Renu Kohli, Independent Economist, said the growing fiscal deficit, especially in the states, is a worrying trend and if not controlled it would lead to a crisis like situation. She said while there are a lot of talk about cut in subsidies and revenue expenditure the ground reality is exactly the opposite. The government’s expenditure on subsidies has risen to close to 1 per cent of GDP from earlier 0.8 per cent of GDP. Moreover, there is a lack of transparency from the central as well as the state governments on the direction of public expenditure.

She added to Roy’s point about the centre’s fiscal position being constrained, highlighting how even the states’ fiscal positions could come under stress and cautioned about a repeat of the earlier episode when state’s outstanding debt had to be written off at the time of extending the coverage of the Fiscal Responsibility and Budget Management (FRBM) Act to state finances.

She said she wasn’t expecting any immediate impact of the tax cuts, as the effects by way of changes in the returns on investments would become visible only in the medium to long term.

Tehseen Poonawalla, Political Trendwatcher, said the revival of the India’s economic growth is possible only through boosting consumption. “We are not an export driven economy. We never were. We have always been a consumption driven economy,” he said.

The debate is not whether the fiscal deficit is 7.8 per cent or 8 per cent or more, but that, “we don’t know what the number is because the government is not transparent.”
He further said that the worst affected by the economic slowdown are those engaged in the informal sector or 90 per cent of India’s workforce, which were hit by demonetisation followed by the introduction of the GST. “This is not one nation one tax, this is one nation, many taxes,” he said of the disruptive nature of the GST. “Nobody is getting their GST refunds,” he added.

On the matter of whether the policy choice of corporate tax cuts was superior to a boost for disposable incomes in hands of consumers in the context of the urgent need for spurring consumption demand, T K Arun, Editor, Opinion, The Economic Times, said that the Modi government’s decision, as can be seen from the stock markets’ reaction, had lifted the sentiment.

Taking stock of the big picture, he said, when the reforms began in 1991, the central government played a role in India’s public finance that was larger than life. He said, it was far bigger than all states put together. “Today, the Centre’s expenditure is 42 per cent of the combined expenditure of the states and the centre. Therefore, to look at India’s public finances, you must look at the aggregate expenditure and tax collections by the states and the centre.”

For that to happen, he said, credible corporate governance, enforcement of accounting standards and an ethical and credible auditing ecosystem will have to be ensured by the government. That these conditions are met can only be ensured by the government and regulation, he pointed out.
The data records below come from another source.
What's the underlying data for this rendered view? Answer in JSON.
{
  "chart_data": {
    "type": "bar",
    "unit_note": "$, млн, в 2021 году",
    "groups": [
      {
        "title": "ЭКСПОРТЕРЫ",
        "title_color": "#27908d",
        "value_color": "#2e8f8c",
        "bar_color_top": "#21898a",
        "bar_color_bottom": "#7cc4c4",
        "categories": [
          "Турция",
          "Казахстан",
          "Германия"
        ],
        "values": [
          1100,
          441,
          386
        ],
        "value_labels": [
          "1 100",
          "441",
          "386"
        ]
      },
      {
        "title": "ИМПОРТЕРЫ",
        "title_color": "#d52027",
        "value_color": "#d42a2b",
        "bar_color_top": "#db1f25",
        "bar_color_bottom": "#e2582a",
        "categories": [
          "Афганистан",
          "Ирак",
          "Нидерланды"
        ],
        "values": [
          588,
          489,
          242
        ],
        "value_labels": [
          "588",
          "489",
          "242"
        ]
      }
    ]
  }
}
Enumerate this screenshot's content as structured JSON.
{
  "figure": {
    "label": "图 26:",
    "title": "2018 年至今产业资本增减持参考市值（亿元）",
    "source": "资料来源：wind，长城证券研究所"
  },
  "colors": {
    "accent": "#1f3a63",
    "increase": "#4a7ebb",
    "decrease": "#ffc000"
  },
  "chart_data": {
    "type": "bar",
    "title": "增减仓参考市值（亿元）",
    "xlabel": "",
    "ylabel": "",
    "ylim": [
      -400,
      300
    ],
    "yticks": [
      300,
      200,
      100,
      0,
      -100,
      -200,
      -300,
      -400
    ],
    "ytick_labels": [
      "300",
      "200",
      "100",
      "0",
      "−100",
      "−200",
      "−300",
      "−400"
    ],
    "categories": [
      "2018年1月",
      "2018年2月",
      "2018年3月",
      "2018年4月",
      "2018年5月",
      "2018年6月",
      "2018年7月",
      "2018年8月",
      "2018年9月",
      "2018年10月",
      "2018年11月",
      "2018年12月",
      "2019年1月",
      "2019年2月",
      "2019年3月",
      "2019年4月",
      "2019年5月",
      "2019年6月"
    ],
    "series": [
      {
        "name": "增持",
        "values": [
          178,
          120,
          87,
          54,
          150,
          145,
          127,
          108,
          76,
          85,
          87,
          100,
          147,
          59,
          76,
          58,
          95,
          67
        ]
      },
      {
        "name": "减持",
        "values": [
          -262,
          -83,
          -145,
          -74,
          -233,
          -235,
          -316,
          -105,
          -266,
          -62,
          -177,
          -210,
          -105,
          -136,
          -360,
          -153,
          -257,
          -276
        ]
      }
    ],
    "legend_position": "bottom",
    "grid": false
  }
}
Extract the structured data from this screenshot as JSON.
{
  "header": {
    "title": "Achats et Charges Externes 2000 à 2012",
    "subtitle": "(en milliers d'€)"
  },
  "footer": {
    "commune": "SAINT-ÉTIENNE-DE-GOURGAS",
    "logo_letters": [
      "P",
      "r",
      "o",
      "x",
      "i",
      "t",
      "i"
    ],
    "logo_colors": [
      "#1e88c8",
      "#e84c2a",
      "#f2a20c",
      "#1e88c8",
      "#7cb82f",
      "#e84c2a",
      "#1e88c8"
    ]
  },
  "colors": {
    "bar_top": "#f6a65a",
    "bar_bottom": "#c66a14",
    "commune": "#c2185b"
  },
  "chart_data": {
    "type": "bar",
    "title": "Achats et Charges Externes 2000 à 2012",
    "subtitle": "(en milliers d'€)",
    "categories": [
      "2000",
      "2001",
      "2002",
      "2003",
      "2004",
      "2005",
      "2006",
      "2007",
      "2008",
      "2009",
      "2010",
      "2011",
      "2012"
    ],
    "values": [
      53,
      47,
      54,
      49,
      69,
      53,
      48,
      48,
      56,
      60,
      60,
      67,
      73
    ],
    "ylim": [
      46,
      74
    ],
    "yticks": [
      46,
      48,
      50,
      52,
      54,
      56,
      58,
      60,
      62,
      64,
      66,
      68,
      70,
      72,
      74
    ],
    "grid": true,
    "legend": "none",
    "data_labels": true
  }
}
Yamini Aiyar, President and Chief Executive, Centre for Policy Research, said too much focus on curbing corruption has led to a situation where the decision making has taken a hit resulting in slowdown in economic activities. “Post 2008, we promoted oligarchy capitalism,” said Aiyar adding that the dominance of just a handful of people on the economy led to corruption and the government is now finding it difficult to get its path right.

Lastly, Aiyar said, the government should be careful of the message that is going out to those new taxpayers that are coming forward to join the tax system when large companies are seen being vocal about complaints about the tax system and high tax rates.